2. Overcoming a huge inequity for elderly taxpayers only, which is the Federal unfairness in application of the ‘Step-Up-Basis-at-First-Death’ (no matter what age.) By allowing all seniors over 65 to sell their primary residence and pay no capital gains, they would receive the same capital gains tax treatment given to surviving spouses. Since surviving spouses pay no capital gains in immediately selling their primary residence, whereas couples face a large capital gains over the $250,000 per person exemption, couples are second-class taxpayers to surviving spouses. We were primarily attempting to resolve that inequity!
3. Stimulate home real estate sales among seniors in middle to upper class neighborhoods
4. Free up billions of capital that is currently locked-up
The three professionals that recommended the original legislation have graduate degree and over 100 years estate tax planning experience. We focused on three pieces of legislation that keep seniors in their homes. Most importantly, how to get around Prop 13:
1. Marital deduction
2. ‘Step-Up-Basis-at-First-Death’ and
3. Prop 13 are all tools used by savvy estate tax planners to keep homeowners to partially avoid income taxes and in some cases avoid capital gains completely using the ‘Step-Up-Basis-at-First-Death’ which keeps the elderly locked in their homes. And besides, it’s a smart tax move to stay put. As a result, neighborhoods are less homogenous. When an elderly couple is paying $2,500 per year in property taxes while a close neighbor is paying $36,000, something should be done to incentivize the $2500 a year to move on before one of them dies…. Common sense.
Senator Alquist, the new revised SJR-20 simply creates another class of taxpayer (those purchasing long-term care insurance) that turns into an insurance subsidy requiring home buyers to purchase long-term care in order to get a capital gains break. Does that make sense?
How does your new insurance legislation motivate seniors to sell their home that results in an increase in property tax revenue? You’ve added another reason for them to stay. There are three reasons to stay:
o Prop 13 low tax rates
o Purchase long-term care insurance to get a limited capital gain tax break in the future. It looks like another special interest complication to the tax code.
Of course, all three of the stay-at-home pieces of legislation create target customers for the huge, very profitable reverse mortgage industry and the new Equity Key.

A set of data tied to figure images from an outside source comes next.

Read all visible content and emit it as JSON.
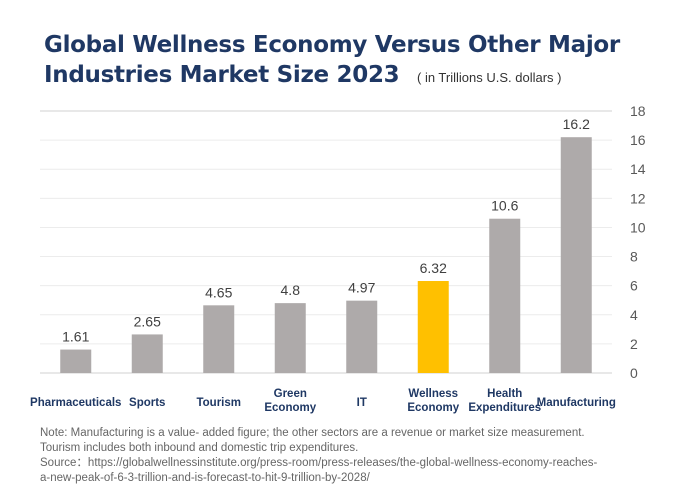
{
  "title_line1": "Global Wellness Economy Versus Other Major",
  "title_line2": "Industries Market Size 2023",
  "unit_label": "( in Trillions U.S. dollars )",
  "notes": [
    "Note: Manufacturing is a value- added figure; the  other sectors are a revenue or market size measurement.",
    "Tourism includes both inbound and domestic trip expenditures.",
    "Source：https://globalwellnessinstitute.org/press-room/press-releases/the-global-wellness-economy-reaches-",
    "a-new-peak-of-6-3-trillion-and-is-forecast-to-hit-9-trillion-by-2028/"
  ],
  "colors": {
    "default_bar": "#aeaaaa",
    "highlight_bar": "#ffc000",
    "title": "#1f3864"
  },
  "chart_data": {
    "type": "bar",
    "title": "Global Wellness Economy Versus Other Major Industries Market Size 2023",
    "ylabel": "( in Trillions U.S. dollars )",
    "categories": [
      [
        "Pharmaceuticals"
      ],
      [
        "Sports"
      ],
      [
        "Tourism"
      ],
      [
        "Green",
        "Economy"
      ],
      [
        "IT"
      ],
      [
        "Wellness",
        "Economy"
      ],
      [
        "Health",
        "Expenditures"
      ],
      [
        "Manufacturing"
      ]
    ],
    "values": [
      1.61,
      2.65,
      4.65,
      4.8,
      4.97,
      6.32,
      10.6,
      16.2
    ],
    "value_labels": [
      "1.61",
      "2.65",
      "4.65",
      "4.8",
      "4.97",
      "6.32",
      "10.6",
      "16.2"
    ],
    "highlight": "Wellness Economy",
    "ylim": [
      0,
      18
    ],
    "yticks": [
      0,
      2,
      4,
      6,
      8,
      10,
      12,
      14,
      16,
      18
    ],
    "y_axis_side": "right",
    "grid": true,
    "legend": "none"
  }
}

I thought the banking group would be our primary objectors. I admit the insurance twist was a surprise, but no threat to BofA or Wells Fargo, the largest purveyor of reverse mortgages.
Please explain how we got to a simple direct piece of legislation proposed through the Senior Senate to a piece that will cost seniors money for long-term care insurance they may never use to get a low tax break. We were given no notice that this change was being considered, yet were known and on information contact lists. How can we or the public have any trust in the system?
There is no way our group could recommend a piece of legislation so blatantly planned to help the insurance industry further locking in seniors, and create another reason to limit property tax increases. The result is worthless legislation.